Global Science Report is a feature from the Center for the Study of Science, where we highlight one or two important new items in the scientific literature or the popular media. For broader and more technical perspectives, consult our monthly “Current Wisdom.”

Global warming buffs have been fond of claiming that the roaring winds of Typhoon Haiyan were the highest ever measured in a landfalling tropical cyclone, and that therefore (?) this is a result of climate change. In reality, it’s unclear whether or not it holds the modern record for the strongest surface wind at landfall. 

This won’t be known until there is a thorough examination of its debris field.

The storm of record is 1969 Hurricane Camille, which I rode out in an oceanfront laboratory about 25 miles east of the eye. There’s a variety of evidence arguing that Camille is going to be able to retain her crown.

The lowest pressure in Haiyan was 895 millibars, or 26.42 inches of mercury. To give an idea, the needle on your grandmonther’s dial barometer would have to turn two complete counterclockwise circles to get there. While there have been four storms in the Atlantic in the modern era that have been as strong or a bit stronger, the western Pacific sees one of these approximately every two years or so.

Camille’s lowest pressure was a bit higher, at 905 mb (26.72 inches). At first blush it would therefore seem Haiyan would win the blowhard award hands down, but Hayian had a very large eye around which its winds swirled, while Camille’s was one of the smallest ever measured.  At times in its brief life, Camille’s was so small that the hurricane hunter aircraft could not safely complete a 360 degree turn without brushing through the devastating innermost cloud band, something you just don’t want to be near in a turning aircraft. In fact, the last aircraft to get into Camille, which measured 190mph sustained winds, lost an engine in the severe turbulence and fortunately was able to limp home.

Haiyan’s estimated 195mph winds were derived from satellite data, rather than being directly sensed by an aircraft.  But winds over the open ocean are always greater than those at landfall because of friction, and the five mph difference between the two storms is physically meaningless. 

The chance that an onshore anemometer (wind-speed and direction sensor) will survive such a storm isn’t very high, so the winds are inferred by scientists and engineers from the texture and distribution of what’s left behind.

Every year, our National Hurricane Center summarizes the Atlantic hurricane season in painstaking detail in article published in the prestigious journal Monthly Weather Review. Describing Camille’s destruction,  it said:

Maximum winds near the coastline could not be measured, but from an appraisal of splintering of structures within a few hundred yards of the coast, velocities probably approached 175 k[nots]. 

That’s 201 mph.(Higher winds have been measured on small islands. With Haiyan and Camille, we are talking about storms running into large landmasses, where friction takes place.)

Camille killed 143 along the Gulf Coast, while Haiyan’s toll is currently estimated to be more than 2,500.

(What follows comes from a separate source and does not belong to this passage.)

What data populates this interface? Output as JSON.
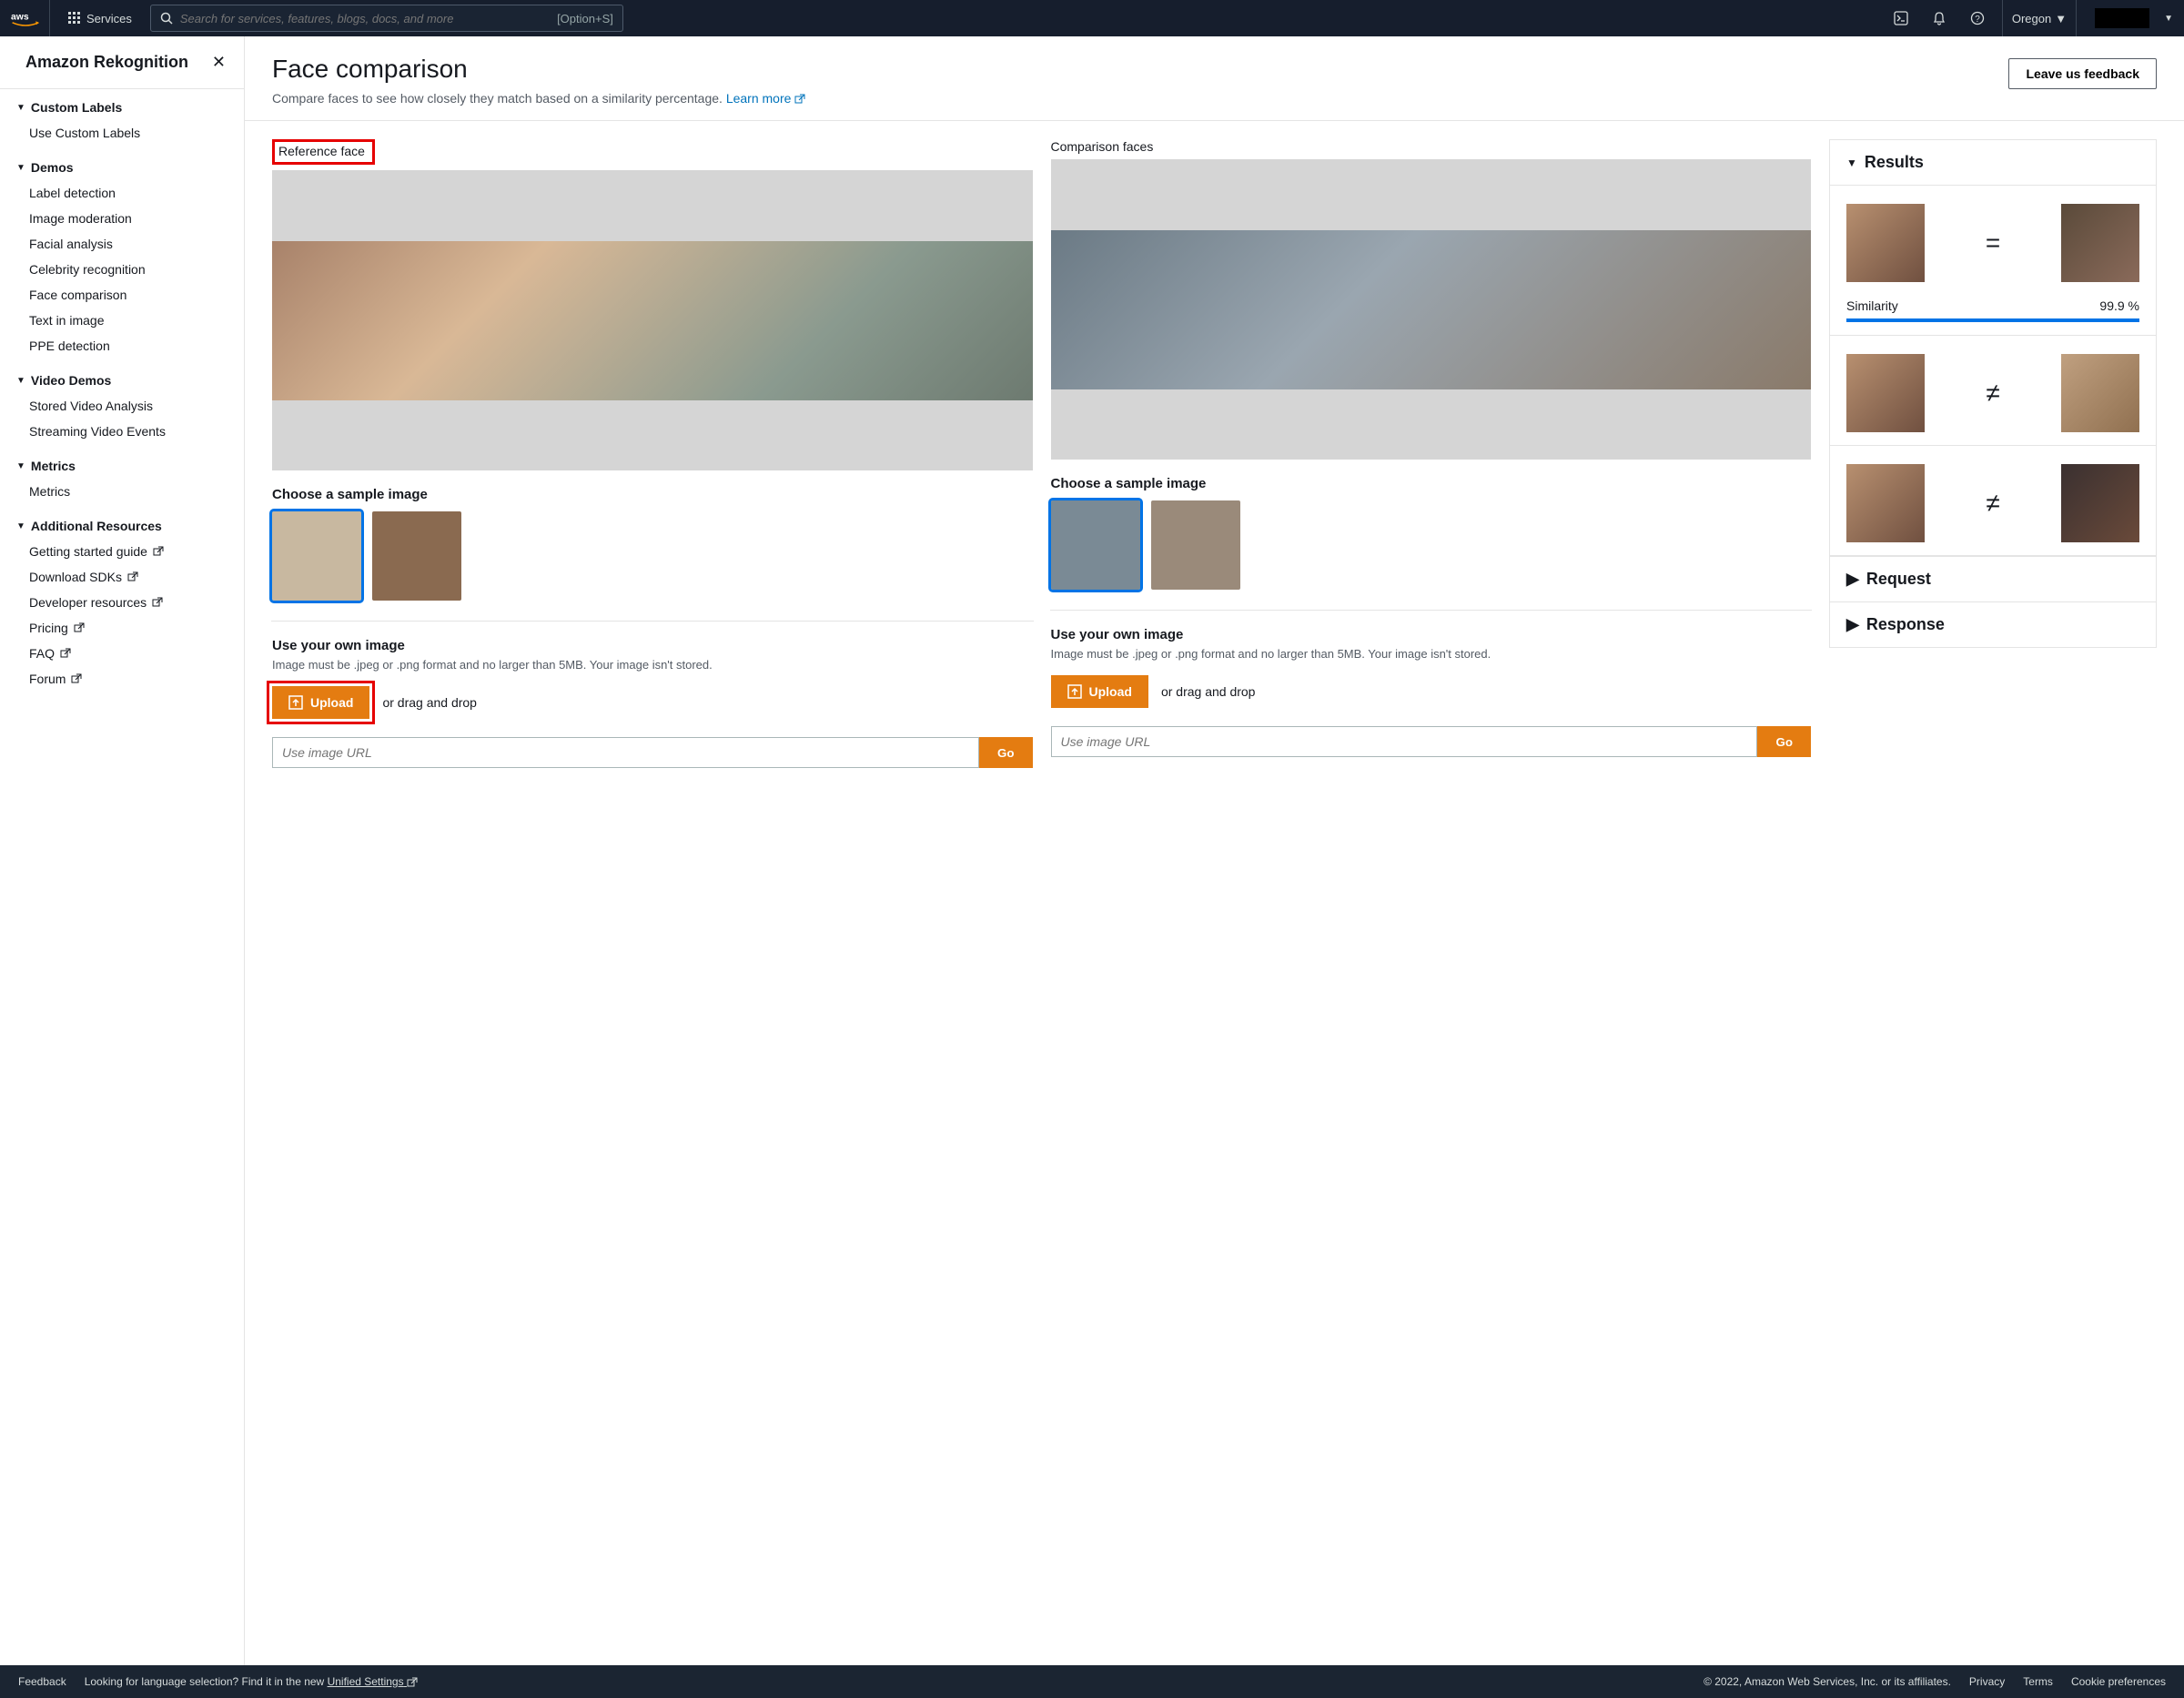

The difference, which is more than an order of magnitude, is largely (but not completely) due to poverty. Despite experiencing roughly five landfalling tropical cyclones per year, Philippine infrastructure simply isn’t as sound as it is in wealthier countries. As a grim example, a number of Haiyan’s casualties actually occurred in government-designated shelters that collapsed in the roaring eyewall. 

In addition, the transportation infrastructure simply couldn’t handle a mass evacuation. If a similar situation applied to the U.S. Gulf Coast, Camille would have killed thousands at landfall, a fact noted in the Hurricane Center’s report on the 1969 season. Where Haiyan hit in the Philippines, there simply weren’t any roads capable of evacuating the citizens of Tacloban City safely inland, forcing them to ride it out dangerously close to the invading ocean and exposed to winds that pulverized most structures.

So, while we really don’t know which storm had higher winds, we do know that more affluent societies are much less affected by even the strongest storms. As Indur Goklany, (who writes frequently for Cato) has pointed out, if left to develop, the entire world will be much more resilient to climate change than it would be if the ineffective policies to “stop” it slowed economic growth.